Similarly, a list of sets in a family could be determined by a naive, sequential test of each of 64 bits. For families that do not contain many sets, it is more efficient to iterate only trough the bits that are set. Many hardware architectures offer count trailing zeros (ctz) instruction that is used to find the last set bit. Clearing last set bit can be achieved by calculating x & (x-1). Unfortunately, it seems that ctz instruction is not available from functional languages. It can be implemented by a binary search approach, yielding a six-step algorithm for 64-bit words, but our experiments reveal that using such implementation is less efficient than the naive algorithm.

4.4 Results

Our verified implementation exported to Haskell catalogues all 108 281 182 union-closed families in around 11 min (on an 2.4GHz, Intel Core i5, 8GB RAM laptop). Our fastest, unverified implementation in C++ that uses the same algorithm, but is based on arrays, does it in around 28 seconds. Profiling shows that the verified implementation spends more than 60% of the time in RBT lookup. Replacing \(O(\log {n})\) RBT with O(1) lookup array reduces the time to less than 5 min (for this we can use the Isabelle Collections Framework [11] or Imperative/HOL [6]). Unfortunately, a range-check is performed with each verified bitwise operation, and there is no direct access from Isabelle/HOL to all hardware implemented bitwise operations (e.g., __builtin_ctzl in GCC), so its hard to expect that C++ runtimes could be reached with standard Isabelle code generator. When families are only counted using the depth-first variant of the algorithm, memory consumption is not an issue.
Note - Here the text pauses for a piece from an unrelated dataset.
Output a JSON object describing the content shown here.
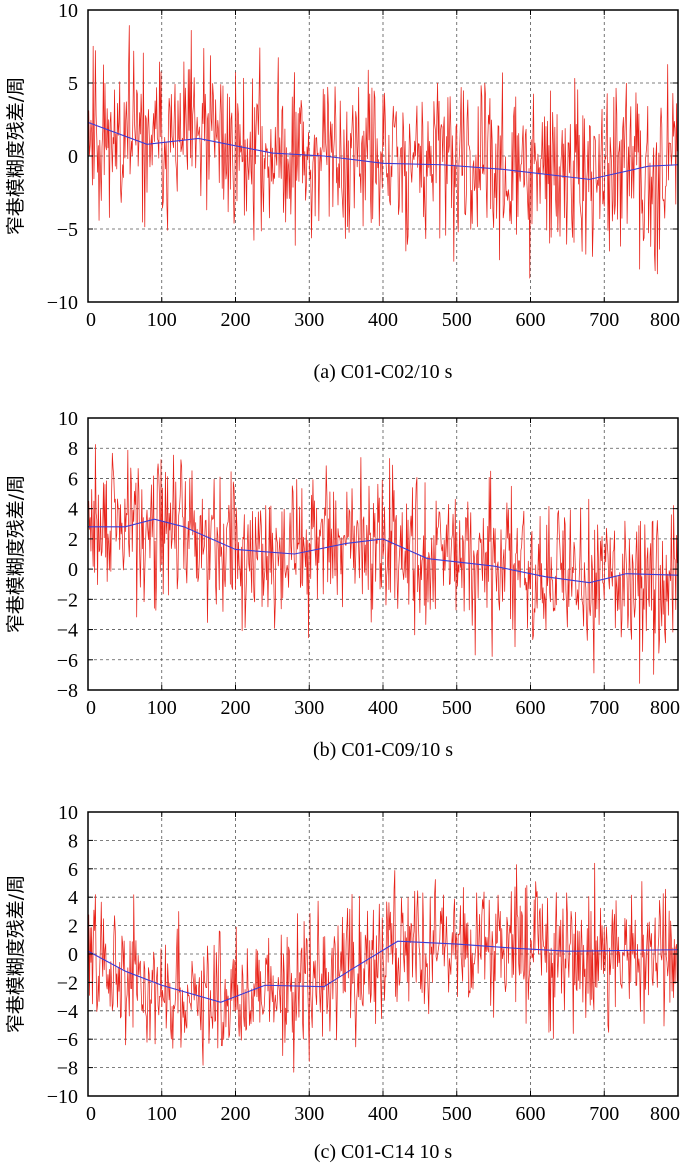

5 Conclusions and Further Work

We have formalized the general Faradžev-Read scheme for making exhaustive, isomorph-free catalogues of combinatorial objects within Isabelle/HOL and have shown its applicability by instantiating in on two different problems: cataloguing directed graphs and cataloguing union-closed families. In the second case study we have created an efficient implementation capable of generating more than one hundred million union-closed families over a six-element domain.
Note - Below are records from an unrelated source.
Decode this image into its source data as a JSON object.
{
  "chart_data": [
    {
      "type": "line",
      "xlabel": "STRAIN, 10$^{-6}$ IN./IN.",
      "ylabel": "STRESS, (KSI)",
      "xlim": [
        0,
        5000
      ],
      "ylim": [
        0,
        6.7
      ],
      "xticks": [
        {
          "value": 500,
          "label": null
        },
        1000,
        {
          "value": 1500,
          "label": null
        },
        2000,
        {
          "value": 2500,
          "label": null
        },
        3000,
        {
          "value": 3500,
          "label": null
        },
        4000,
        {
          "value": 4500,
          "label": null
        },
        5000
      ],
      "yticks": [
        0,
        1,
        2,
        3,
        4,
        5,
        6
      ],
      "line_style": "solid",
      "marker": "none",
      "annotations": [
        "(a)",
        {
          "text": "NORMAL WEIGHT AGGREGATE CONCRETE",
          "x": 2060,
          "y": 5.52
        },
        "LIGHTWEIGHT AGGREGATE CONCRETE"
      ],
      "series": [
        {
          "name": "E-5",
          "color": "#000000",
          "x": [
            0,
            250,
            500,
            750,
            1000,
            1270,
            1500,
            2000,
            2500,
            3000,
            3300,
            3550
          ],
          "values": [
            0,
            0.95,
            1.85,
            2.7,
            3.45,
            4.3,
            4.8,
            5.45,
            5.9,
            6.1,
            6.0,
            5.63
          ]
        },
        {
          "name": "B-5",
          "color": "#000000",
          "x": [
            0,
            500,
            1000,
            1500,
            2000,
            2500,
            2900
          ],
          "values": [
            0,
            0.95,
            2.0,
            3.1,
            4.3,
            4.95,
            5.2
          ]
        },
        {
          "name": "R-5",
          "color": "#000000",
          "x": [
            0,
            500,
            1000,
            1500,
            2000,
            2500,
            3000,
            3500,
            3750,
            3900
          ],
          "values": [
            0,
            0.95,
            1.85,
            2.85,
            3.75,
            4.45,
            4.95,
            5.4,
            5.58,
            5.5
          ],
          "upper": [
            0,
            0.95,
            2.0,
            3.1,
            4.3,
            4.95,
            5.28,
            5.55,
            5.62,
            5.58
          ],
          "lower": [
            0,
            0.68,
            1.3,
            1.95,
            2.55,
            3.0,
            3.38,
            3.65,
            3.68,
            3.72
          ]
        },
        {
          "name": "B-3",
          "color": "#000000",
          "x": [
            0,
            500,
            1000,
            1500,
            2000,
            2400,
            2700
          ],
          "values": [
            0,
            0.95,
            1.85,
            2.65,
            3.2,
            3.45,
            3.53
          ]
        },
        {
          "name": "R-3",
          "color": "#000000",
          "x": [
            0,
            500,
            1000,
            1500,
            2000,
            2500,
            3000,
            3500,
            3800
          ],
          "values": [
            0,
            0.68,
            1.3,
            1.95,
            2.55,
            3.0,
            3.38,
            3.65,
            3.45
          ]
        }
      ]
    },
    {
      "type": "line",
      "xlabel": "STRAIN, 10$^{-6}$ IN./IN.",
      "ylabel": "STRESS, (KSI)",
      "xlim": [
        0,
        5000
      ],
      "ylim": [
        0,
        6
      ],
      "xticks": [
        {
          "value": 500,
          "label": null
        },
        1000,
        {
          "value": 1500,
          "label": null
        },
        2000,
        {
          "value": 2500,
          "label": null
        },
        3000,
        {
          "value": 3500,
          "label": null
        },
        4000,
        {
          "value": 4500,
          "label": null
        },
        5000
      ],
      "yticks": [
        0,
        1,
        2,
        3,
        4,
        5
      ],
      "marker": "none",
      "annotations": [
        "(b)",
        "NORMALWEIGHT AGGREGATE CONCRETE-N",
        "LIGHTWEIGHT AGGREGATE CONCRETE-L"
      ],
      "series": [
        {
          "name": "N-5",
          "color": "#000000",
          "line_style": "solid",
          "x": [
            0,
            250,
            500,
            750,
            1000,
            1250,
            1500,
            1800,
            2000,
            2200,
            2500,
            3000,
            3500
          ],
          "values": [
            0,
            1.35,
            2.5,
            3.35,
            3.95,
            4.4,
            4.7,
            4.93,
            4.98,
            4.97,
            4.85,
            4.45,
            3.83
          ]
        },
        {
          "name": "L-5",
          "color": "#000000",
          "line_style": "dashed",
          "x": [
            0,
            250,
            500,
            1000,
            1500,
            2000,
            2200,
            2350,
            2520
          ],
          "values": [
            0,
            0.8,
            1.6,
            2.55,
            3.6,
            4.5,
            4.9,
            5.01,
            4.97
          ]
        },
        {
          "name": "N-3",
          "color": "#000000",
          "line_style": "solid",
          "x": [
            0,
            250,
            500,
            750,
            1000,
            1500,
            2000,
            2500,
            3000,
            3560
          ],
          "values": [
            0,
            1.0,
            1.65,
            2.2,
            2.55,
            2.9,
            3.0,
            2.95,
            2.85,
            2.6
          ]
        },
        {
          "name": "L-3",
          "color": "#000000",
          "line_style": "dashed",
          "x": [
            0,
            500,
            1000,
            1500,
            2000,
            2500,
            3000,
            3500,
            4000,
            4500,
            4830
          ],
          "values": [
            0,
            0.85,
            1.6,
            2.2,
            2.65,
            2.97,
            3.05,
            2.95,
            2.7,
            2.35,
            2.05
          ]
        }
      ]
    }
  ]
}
Our experience shows that even with the general scheme verified, there is still much work to do for each concrete application, especially if efficient implementation is required (our rough estimate is that verifying the general scheme is around 30–50% of the effort needed to verify a concrete efficient algorithm). Still, a verified general scheme does save a significant amount of work in each concrete instance, and, more importantly, guides us towards elements that should be defined in order to get an efficient algorithm.
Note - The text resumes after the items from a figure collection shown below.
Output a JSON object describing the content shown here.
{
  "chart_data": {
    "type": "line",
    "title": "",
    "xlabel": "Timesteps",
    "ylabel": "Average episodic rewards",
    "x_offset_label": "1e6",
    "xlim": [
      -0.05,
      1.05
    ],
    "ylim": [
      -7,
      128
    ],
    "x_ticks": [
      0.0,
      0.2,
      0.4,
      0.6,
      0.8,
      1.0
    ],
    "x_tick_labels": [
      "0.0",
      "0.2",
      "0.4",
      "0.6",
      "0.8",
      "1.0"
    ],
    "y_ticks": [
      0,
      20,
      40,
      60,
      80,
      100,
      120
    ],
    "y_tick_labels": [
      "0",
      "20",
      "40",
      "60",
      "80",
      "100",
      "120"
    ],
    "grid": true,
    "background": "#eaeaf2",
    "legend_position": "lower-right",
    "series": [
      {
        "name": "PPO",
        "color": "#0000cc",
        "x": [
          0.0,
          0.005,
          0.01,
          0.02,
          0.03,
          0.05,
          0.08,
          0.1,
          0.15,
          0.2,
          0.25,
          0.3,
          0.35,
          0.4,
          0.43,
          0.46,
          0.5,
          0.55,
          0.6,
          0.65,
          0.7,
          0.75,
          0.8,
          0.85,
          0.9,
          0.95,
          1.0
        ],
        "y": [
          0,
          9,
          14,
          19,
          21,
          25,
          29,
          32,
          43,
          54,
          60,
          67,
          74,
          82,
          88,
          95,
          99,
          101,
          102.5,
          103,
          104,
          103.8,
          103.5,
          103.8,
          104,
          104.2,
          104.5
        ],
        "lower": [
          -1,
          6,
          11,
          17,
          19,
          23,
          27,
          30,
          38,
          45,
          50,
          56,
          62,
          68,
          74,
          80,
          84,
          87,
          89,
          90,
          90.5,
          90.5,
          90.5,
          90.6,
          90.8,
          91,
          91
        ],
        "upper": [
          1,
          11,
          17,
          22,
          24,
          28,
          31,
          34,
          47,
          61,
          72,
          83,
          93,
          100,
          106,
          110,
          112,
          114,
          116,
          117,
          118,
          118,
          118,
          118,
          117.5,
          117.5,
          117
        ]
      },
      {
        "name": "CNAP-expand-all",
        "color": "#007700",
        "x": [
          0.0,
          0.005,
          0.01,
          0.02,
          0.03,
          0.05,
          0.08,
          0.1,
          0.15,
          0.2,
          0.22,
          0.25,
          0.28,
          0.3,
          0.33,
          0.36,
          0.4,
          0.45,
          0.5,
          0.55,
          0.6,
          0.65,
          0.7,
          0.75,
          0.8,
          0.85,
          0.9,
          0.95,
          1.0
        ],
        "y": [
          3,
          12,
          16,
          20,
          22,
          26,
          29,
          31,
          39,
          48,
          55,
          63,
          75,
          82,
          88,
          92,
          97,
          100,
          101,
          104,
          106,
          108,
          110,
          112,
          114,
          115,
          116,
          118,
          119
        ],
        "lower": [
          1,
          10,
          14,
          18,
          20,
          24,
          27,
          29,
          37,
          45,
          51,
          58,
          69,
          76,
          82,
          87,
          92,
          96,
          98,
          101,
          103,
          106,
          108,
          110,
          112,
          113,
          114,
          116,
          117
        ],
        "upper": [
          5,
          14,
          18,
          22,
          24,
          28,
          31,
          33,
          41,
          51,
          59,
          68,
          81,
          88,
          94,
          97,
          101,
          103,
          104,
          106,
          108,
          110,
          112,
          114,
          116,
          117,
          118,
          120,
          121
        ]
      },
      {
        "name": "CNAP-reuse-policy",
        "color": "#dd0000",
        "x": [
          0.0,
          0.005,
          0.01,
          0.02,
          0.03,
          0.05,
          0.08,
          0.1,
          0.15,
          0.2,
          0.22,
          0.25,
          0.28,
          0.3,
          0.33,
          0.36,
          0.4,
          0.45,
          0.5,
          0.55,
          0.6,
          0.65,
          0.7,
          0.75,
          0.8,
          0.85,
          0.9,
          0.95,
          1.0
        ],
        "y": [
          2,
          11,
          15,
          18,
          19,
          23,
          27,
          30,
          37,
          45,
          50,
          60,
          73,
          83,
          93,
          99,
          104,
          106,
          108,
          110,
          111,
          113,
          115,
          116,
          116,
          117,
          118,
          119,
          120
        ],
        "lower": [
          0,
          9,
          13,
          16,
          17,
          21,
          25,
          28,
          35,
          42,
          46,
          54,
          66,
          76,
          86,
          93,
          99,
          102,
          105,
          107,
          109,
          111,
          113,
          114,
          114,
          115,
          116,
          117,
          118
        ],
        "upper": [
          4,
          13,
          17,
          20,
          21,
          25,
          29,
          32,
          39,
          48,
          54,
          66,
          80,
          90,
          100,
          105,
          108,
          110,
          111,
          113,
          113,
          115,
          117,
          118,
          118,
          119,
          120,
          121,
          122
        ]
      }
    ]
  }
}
Specification and the correctness proof of the abstract Faradžev-Read scheme contains 3 locales with around 10 assumptions, 10 definitions and 40 lemmas, consuming around 1200 lines of code (LOC). The case study of digraphs contains around 25 definitions and 100 lemmas, consuming around 4000 LOC. The case study of union-closed families contains around 105 definitions and 350 lemmas, consuming around 8000 LOC (5000 LOC are devoted to efficient implementation). Some definitions and lemmas are shared between both case studies.

We use refinement based on Isabelle/HOL locales to separate reasoning about abstract procedure properties and concrete implementation details. Using a framework (e.g., Isabelle refinement framework [12]) might give us better proof automation and easier introduction of imperative features [13], so we plan to use it in our future work.

There are other general cataloguing schemes, some more efficient than Faradžev-Read’s. Most notable of them is McKay’s canonical path generation [1]. In our further work we plan to formalize it, too. We hope that some parts of the developed theory could be reused (e.g., the definition of isomorphism based on permutations and their action and the definition of the catalogue). On the other hand, Faradzev/Read and McKay’s approach are substantially different so we are not too optimistic that any parts of Faradzev/Read algorithm specification would be useful for computing canonical labellings. A prerequisite for McKay’s algorithm trusted implementation is an efficient, trusted graph isomorphism testing algorithm which we plan to construct (either by its verification within a theorem prover, or by some kind of certificate checking).